The UN Security Council has approved an expansion of the monitoring mission to 300 observers, although Assad's opponents say such numbers are fat too small to keep a track on events in a nation of 23 million.

The UN political affairs chief said on Monday that the fighting in Syria was continuing despite announcements from the government that it will comply with the truce and has withdrawn troops and heavy weapons from population centers.

"The cessation of armed violence remains incomplete," Lynn Pascoe, UN undersecretary-general for political affairs, told the Security Council during a debate on the Middle East.

There was no immediate comment from Syrian authorities, who say they are committed to international mediator Kofi Annan's April 12 ceasefire agreement, but reserve the right to respond to what they say are continued attacks by "terrorist groups".

A local activist called Mousab told Reuters by telephone in neighboring Lebanon that military forces entered the Hama district "and shot people in the street".

"It began in the morning with tanks and artillery.

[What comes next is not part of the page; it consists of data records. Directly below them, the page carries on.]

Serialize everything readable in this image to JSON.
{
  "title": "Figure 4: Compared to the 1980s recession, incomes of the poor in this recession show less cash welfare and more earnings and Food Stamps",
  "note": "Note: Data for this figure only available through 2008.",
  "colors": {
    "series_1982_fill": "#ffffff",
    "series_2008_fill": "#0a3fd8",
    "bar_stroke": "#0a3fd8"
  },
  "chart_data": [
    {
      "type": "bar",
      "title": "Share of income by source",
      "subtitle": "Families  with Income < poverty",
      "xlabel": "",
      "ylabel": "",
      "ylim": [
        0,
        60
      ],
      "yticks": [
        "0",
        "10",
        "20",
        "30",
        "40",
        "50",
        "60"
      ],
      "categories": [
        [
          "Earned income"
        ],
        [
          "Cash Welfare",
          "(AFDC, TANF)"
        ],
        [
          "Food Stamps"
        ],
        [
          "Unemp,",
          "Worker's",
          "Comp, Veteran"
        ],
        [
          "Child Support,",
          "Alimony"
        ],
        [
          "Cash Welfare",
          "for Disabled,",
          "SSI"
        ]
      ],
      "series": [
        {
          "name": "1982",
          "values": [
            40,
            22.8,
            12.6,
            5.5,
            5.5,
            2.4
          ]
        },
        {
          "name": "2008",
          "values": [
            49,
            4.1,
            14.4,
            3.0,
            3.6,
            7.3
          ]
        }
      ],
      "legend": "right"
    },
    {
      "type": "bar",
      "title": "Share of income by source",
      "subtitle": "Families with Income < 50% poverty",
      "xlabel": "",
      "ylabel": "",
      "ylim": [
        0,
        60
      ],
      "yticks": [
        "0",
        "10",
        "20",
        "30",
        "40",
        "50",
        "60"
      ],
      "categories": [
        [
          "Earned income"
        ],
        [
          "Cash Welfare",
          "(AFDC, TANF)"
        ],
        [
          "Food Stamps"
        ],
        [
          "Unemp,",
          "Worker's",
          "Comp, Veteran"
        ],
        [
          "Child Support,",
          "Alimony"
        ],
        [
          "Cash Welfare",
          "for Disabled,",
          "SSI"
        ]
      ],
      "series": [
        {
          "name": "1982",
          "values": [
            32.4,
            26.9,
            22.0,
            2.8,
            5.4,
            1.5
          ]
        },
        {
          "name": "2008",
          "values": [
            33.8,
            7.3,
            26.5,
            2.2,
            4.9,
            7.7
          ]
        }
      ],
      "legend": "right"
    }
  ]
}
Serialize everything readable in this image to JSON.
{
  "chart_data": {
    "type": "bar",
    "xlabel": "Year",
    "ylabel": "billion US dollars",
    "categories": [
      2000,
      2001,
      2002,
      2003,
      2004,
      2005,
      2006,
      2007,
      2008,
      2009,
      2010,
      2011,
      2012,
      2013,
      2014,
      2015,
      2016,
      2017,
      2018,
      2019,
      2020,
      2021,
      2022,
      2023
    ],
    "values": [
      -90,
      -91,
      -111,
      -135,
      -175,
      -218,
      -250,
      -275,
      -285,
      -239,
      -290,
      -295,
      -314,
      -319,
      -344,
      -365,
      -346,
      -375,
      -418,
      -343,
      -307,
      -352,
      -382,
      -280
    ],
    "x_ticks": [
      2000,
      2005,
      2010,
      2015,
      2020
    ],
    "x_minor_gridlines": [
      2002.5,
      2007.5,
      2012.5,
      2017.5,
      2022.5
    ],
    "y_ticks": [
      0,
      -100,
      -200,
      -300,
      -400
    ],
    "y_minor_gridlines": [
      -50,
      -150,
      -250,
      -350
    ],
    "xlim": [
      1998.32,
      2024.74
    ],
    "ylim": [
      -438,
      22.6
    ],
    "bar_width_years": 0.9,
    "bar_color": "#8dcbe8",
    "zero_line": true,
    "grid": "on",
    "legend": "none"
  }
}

There were houses burning," he said, adding that at least 20 people were killed, 60 were wounded and more could be buried under collapsed buildings.

The British-based Syrian Observatory for Human Rights said it had the names of 28 people killed in Hama on Monday.

A group of UN monitors visited Hama on Sunday, and activists said soldiers opened fire to prevent a crowd from meeting them in the main square of the city, which had been relatively quiet since the ceasefire agreement.

Hama is a hotbed of anti-Assad sentiment where thousands of people were killed 30 years ago in a crackdown on an armed Islamist uprising by his father, Hafez.